2. Family history: Women with a family history of ovarian cancer, breast cancer or both have a higher risk of developing ovarian cancer.
3. Genetic mutations: Some genetic mutations, such as those in the BRCA1 and BRCA2 genes, increase the risk of ovarian cancer.
4. Reproductive history: Women who have never had children or who had their first child after the age of 35 have a higher risk of ovarian cancer.
5. Hormone replacement therapy: Long-term use of hormone replacement therapy (HRT) has been linked to an increased risk of ovarian cancer.
6. Endometriosis: Women with endometriosis, a condition in which tissue that normally lines the uterus grows outside it, have a higher risk of ovarian cancer.

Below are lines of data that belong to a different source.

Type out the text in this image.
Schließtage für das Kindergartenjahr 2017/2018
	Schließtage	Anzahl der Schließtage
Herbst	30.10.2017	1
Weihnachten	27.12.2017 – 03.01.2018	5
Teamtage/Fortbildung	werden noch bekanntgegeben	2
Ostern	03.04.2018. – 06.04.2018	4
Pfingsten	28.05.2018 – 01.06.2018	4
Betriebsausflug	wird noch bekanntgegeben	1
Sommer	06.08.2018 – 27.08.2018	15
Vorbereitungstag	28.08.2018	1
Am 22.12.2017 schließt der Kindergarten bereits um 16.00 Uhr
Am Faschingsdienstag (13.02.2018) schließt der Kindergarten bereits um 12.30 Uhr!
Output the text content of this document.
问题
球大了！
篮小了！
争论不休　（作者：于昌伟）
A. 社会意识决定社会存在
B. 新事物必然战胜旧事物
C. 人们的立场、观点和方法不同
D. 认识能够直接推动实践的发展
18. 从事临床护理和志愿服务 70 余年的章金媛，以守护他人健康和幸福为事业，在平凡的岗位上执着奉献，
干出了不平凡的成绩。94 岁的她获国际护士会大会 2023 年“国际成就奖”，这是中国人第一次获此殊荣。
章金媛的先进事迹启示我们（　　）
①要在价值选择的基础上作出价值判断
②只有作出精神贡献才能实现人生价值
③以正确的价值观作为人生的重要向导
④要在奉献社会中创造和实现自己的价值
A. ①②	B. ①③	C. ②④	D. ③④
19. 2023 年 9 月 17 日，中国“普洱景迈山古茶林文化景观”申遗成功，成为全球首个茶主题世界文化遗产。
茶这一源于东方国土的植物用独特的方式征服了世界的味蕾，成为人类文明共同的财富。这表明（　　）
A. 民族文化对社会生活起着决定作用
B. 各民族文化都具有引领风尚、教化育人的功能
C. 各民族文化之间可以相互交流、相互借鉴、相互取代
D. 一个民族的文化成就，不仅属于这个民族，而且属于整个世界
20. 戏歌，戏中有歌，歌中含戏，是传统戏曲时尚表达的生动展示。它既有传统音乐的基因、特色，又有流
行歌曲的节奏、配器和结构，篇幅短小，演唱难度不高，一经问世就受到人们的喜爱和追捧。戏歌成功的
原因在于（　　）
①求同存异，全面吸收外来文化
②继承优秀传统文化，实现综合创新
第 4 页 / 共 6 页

Prevention of Ovarian Cancer
There is no sure way to prevent ovarian cancer. However, there are some steps that women can take to reduce their risk:
1. Use of oral contraceptives: Women who use birth control pills for at least 3 years have a lower risk of ovarian cancer.
2. Pregnancy and breastfeeding: Women who have had multiple pregnancies and who breastfeed have a lower risk of ovarian cancer.
3. Tubal ligation: Women who have had their fallopian tubes tied have a lower risk of ovarian cancer.
4. Prophylactic surgery: Women who have a high risk of ovarian cancer due to genetic mutations may choose to have prophylactic surgery, such as the removal of the ovaries and fallopian tubes, to reduce their risk.
Ovarian cancer is a serious disease that affects thousands of women every year. While there is no sure way to prevent ovarian cancer, women can take steps to reduce their risk, such as using oral contraceptives, having multiple pregnancies, and having their fallopian tubes tied. Women with a family history of ovarian cancer or genetic mutations may consider prophylactic surgery to reduce their risk. Early detection is key to improving the prognosis of ovarian cancer, so women should be aware of the symptoms and speak with their healthcare provider if they experience any of them.